1. Create a list of all investments

Being able to look at all of one’s assets together can help with asset allocation. One popular method is to create a chart that includes a 401(k), IRA, or other types of workplace retirement accounts, any stocks (including mutual funds and ETFs), and bonds. The chart can be completed by including the total value of all those assets, as well. This chart can help an individual keep track of all their investments by having them in one place. Never underestimate the power of organization when it comes to financial products.

2. Calculate current asset allocation

Once all assets are listed in one place, it’s time to allocate them. This is an easy step: Simply group asset classes together (stocks in one category, bonds in another, real estate investment opportunities, etc.). While these accounts can be as detailed as you desire, simple is often best – assets only need to be broken down by class. To calculate the asset allocation, simply divide the amount in each class by the total portfolio.

3. Determine a target asset allocation

There are a variety of factors that go into your preferred asset allocation, including age, risk preference, and experience. For example, newer investors who may feel panicked during market downs might find it worthwhile to choose a more conservative asset allocation and pursue safer opportunities. Of course, it’s always wise to discuss goals and specific allocations with a financial advisor during the financial planning process. Ultimately, these are your decisions and require your own due diligence – but make use of a team of knowledgeable professionals. You’re not in this alone.

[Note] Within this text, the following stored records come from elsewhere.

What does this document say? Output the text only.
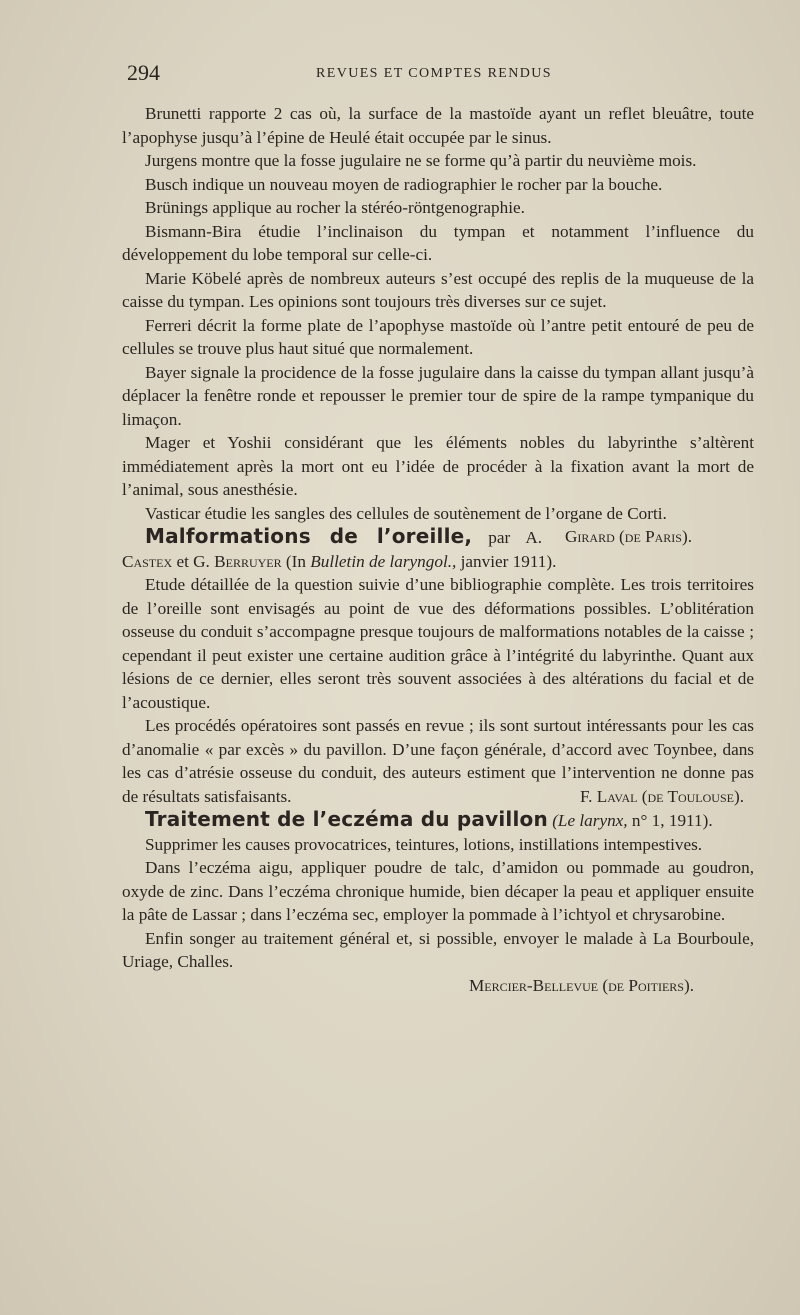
294	REVUES ET COMPTES RENDUS

Brunetti rapporte 2 cas où, la surface de la mastoïde ayant un reflet bleuâtre, toute l’apophyse jusqu’à l’épine de Heulé était occupée par le sinus.

Jurgens montre que la fosse jugulaire ne se forme qu’à partir du neuvième mois.

Busch indique un nouveau moyen de radiographier le rocher par la bouche.

Brünings applique au rocher la stéréo-röntgenographie.

Bismann-Bira étudie l’inclinaison du tympan et notamment l’influence du développement du lobe temporal sur celle-ci.

Marie Köbelé après de nombreux auteurs s’est occupé des replis de la muqueuse de la caisse du tympan. Les opinions sont toujours très diverses sur ce sujet.

Ferreri décrit la forme plate de l’apophyse mastoïde où l’antre petit entouré de peu de cellules se trouve plus haut situé que normalement.

Bayer signale la procidence de la fosse jugulaire dans la caisse du tympan allant jusqu’à déplacer la fenêtre ronde et repousser le premier tour de spire de la rampe tympanique du limaçon.

Mager et Yoshii considérant que les éléments nobles du labyrinthe s’altèrent immédiatement après la mort ont eu l’idée de procéder à la fixation avant la mort de l’animal, sous anesthésie.

Vasticar étudie les sangles des cellules de soutènement de l’organe de Corti.
Girard (de Paris).

Malformations de l’oreille, par A. Castex et G. Berruyer (In Bulletin de laryngol., janvier 1911).

Etude détaillée de la question suivie d’une bibliographie complète. Les trois territoires de l’oreille sont envisagés au point de vue des déformations possibles. L’oblitération osseuse du conduit s’accompagne presque toujours de malformations notables de la caisse ; cependant il peut exister une certaine audition grâce à l’intégrité du labyrinthe. Quant aux lésions de ce dernier, elles seront très souvent associées à des altérations du facial et de l’acoustique.

Les procédés opératoires sont passés en revue ; ils sont surtout intéressants pour les cas d’anomalie « par excès » du pavillon. D’une façon générale, d’accord avec Toynbee, dans les cas d’atrésie osseuse du conduit, des auteurs estiment que l’intervention ne donne pas de résultats satisfaisants.	F. Laval (de Toulouse).

Traitement de l’eczéma du pavillon (Le larynx, n° 1, 1911).

Supprimer les causes provocatrices, teintures, lotions, instillations intempestives.

Dans l’eczéma aigu, appliquer poudre de talc, d’amidon ou pommade au goudron, oxyde de zinc. Dans l’eczéma chronique humide, bien décaper la peau et appliquer ensuite la pâte de Lassar ; dans l’eczéma sec, employer la pommade à l’ichtyol et chrysarobine.

Enfin songer au traitement général et, si possible, envoyer le malade à La Bourboule, Uriage, Challes.

Mercier-Bellevue (de Poitiers).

4. Establish a timeframe to rebalance

Many new savers ask, “How often should I rebalance my portfolio?” For most young investors, rebalancing a portfolio once a year may be enough. However, more experienced investors often choose to rebalance semi-annually. Regardless of experience, it’s good to take note of large jumps in the market – should it go up or down by even a few percent, an allocation might fall out of balance. Even if you don’t rebalance your portfolio during these regular intervals, it establishes a good habit of checking in (periodically) on your assets.

5. Incorporate new money

A big part of saving is making regular contributions. If you’ve recently received a bonus or have a decent amount of cash to spare, you can always invest it and allow it to grow. You can also use these funds to beef up a portion of your assets that may be below the target allocation. It usually only takes a few months for the underweight funds to catch back up after directing more of the new money that way.

6. Consider autopilot

Some employee-sponsored contribution retirement plans offer auto-rebalancing feature, which allows one to select a time interval at which their account will be rebalanced back to the allocation they selected. This automation can save some stress, take the emotion and potential hesitation out of the process, and is worth consideration if available. This should never replace regular check-ins on the portfolio with your financial advisor, though – as goals and the market develop, your portfolio and the investment opportunities you pursue should as well.

7. Don’t chase trends

It can be tempting to put more money into a stock or fund that is doing well or sell when another is doing poorly, but chasing trends isn’t a reliable strategy. Talk to a financial advisor if you are worried about market volatility, and don’t make decisions based on emotion or what can be found in one article online. Take the time to research your financial decisions and make a smart choice after it’s been thought over.

Rebalance and Reap the Rewards

Rebalancing can be a valuable part of long-term saving, and there are many online resources from organizations such as the SEC available as a primer. However, each financial journey is ultimately a personal experience – you may discover after discussing with your financial planner that these popularly recommended tips don’t fit your situation at all. That’s okay!

Your financial team can help you find your way. The right mix of stocks, bonds, cash, real estate investments, or other financial products can help you reach your goals in a way that fits you – and that’s what’s most important.